Chapitre 92/19348%~13 min de lecture2 580 mots

L'inspecteur Lowell se tenait pieds nus sur le toit de l'Hôtel de Ville, observant en silence la « bagarre » des morts-vivants à deux rues de là.

Infatigables, infatigables, ces morts-vivants étaient tout aussi bruyants le jour que la nuit.

Enfin… peut-être pas seulement bruyants…

Après quelques jours à leurs côtés, Lowell ne pouvait plus qualifier ces morts-vivants de monstres qu'il fallait éradiquer. En revanche, il ne pouvait pas non plus les considérer comme amicaux.

Pour ce qu'il en voyait, ces morts-vivants spéciaux manifestaient une agressivité extrêmement élevée, mais elle semblait dirigée principalement vers les autres monstres et entre eux. À l'égard des humains vivants, ils restaient relativement inoffensifs.
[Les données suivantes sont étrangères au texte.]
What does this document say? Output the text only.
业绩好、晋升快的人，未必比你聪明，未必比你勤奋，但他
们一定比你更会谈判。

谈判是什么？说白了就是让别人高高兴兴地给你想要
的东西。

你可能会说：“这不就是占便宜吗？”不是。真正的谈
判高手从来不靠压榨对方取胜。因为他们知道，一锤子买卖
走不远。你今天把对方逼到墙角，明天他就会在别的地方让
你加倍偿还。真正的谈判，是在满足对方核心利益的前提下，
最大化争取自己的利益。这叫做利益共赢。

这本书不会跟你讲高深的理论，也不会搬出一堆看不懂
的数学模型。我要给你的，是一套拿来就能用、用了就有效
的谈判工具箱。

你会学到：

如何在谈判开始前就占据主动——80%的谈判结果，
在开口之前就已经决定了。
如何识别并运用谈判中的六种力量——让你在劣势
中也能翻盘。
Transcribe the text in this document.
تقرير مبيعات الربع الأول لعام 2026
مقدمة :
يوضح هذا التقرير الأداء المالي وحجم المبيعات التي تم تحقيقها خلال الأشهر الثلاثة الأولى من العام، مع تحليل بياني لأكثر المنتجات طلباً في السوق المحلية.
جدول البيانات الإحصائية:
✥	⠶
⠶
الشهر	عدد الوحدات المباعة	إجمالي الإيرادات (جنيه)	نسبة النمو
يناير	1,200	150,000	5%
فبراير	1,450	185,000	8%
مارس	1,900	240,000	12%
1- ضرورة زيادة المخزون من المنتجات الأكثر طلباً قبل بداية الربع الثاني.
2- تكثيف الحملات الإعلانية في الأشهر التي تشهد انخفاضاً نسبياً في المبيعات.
Cependant, si la Ville de l'Exil n'avait pas été située dans une zone isolée mais près du duché de Shiga, Lowell était certain qu'il n'aurait pas pu dormir tranquille la nuit.

Lowell estimait qu'aucun établissement de races intelligentes ne voudrait volontairement avoir ces morts-vivants pour voisins.

Même sans attaques, l'agitation incessante jour et nuit suffisait à rendre fou n'importe qui.

C'était aussi quelque chose que Lowell avait du mal à comprendre — quel était exactement le but du Mage Noir Yang en invoquant ces morts-vivants ?

S'il s'agissait de créer une calamité mort-vivante, ces « Morts-Vivants de Taranthan » n'étaient ni assez chaotiques ni assez agressifs.

Mais s'il souhaitait établir un territoire, ces « Morts-Vivants de Taranthan » étaient bien trop chaotiques et désordonnés, et un brin trop agressifs.

Au vu de ses observations en route et de ce qu'il avait vu et entendu à son arrivée à la Ville de l'Exil, Lowell en vint à la conclusion que le Mage Noir Yang, qui tramait assurément quelque chose, avait rassemblé une fournée de morts-vivants spéciaux, un groupe de personnages douteux aux origines floues, et une fournée de vieillards, de faibles et d'infirmes abandonnés par la société humaine pour jouer à la petite famille dans la zone de non-droit désolée de Taranthan.

… Cette conjecture était incroyablement absurde, mais peu importe l'effort de réflexion que Lowell y consacrait, il ne trouvait pas d'explication plus raisonnable.

Mais même en acceptant à contrecœur cette conjecture, bien des points restaient obscurs.

D'abord, ce « jeu de la petite famille » excessivement fastueux nécessitait une quantité massive de ressources pour tenir.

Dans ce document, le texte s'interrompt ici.